Microsoft has come up with a new initiative that makes it easier for patients who have recovered from coronavirus COVID-19 to donate their plasma. The company has announced the launch of CoVIg-19 Plasma Bot, a self-screening tool that allows people to check whether they quality to donate their plasma.
Microsoft launching CoVIg-19 Plasma Bot
In association with its alliance partners, Microsoft has formed the CoVIg-19 Plasma Alliance to fight COVID-19 Immunoglobulin (Ig) therapy. In its recent blog post, the company wrote:
“We are now convinced that the CoVIg-19 Plasma Alliance has a real chance to save lives, at significant scale, and possibly much sooner than other approaches currently being developed.”
Microsoft is kicking off the first phase of the initiative by putting its computing infrastructure and engineering resources to some good use and help individuals who have recovered from COVID-19 to sign up to donate plasma at licensed plasma collection centers across the U.S.
Previously, Microsoft launched the CDC Coronavirus Self-Checker bot and more than 1,300 other COVID-19 bots around the world. The company claims to have followed a similar procedure to help people determine the eligibility criteria to donate their plasma.
When someone is infected with the coronavirus COVID-19, their immune system learns to fight off the disease to help get recovered with the help of naturally produced antibodies.
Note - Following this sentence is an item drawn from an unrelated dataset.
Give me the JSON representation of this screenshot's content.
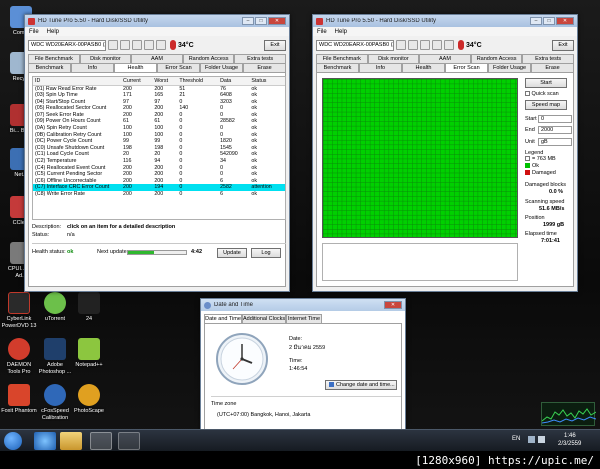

Even after the person recovers from COVID-19, these antibodies remain present in convalescent plasma, which can be used as a treatment for others.
The Plasma Bot and the home page and donor recruitment site will be accessible at covig-19plasmaalliance.org.
“We expect to make the bot available through other web, social and search channels as well to maximize awareness for potential plasma donors.”
Microsoft believes the plasma donation process should be fairly convenient since more than 50 percent of the eligible donor population in the U.S. lives within 15 miles of one of the 500 centers operated by CoVIg-19 Plasma Alliance partners.
Soon after recovered COVID-19 patients donate convalescent plasma, the CoVIg-19 Plasma Alliance will start manufacturing a potential therapy and commence clinical trials to protect high-risk individuals from the virus.
The program will go live starting with the U.S and eventually expand to Europe.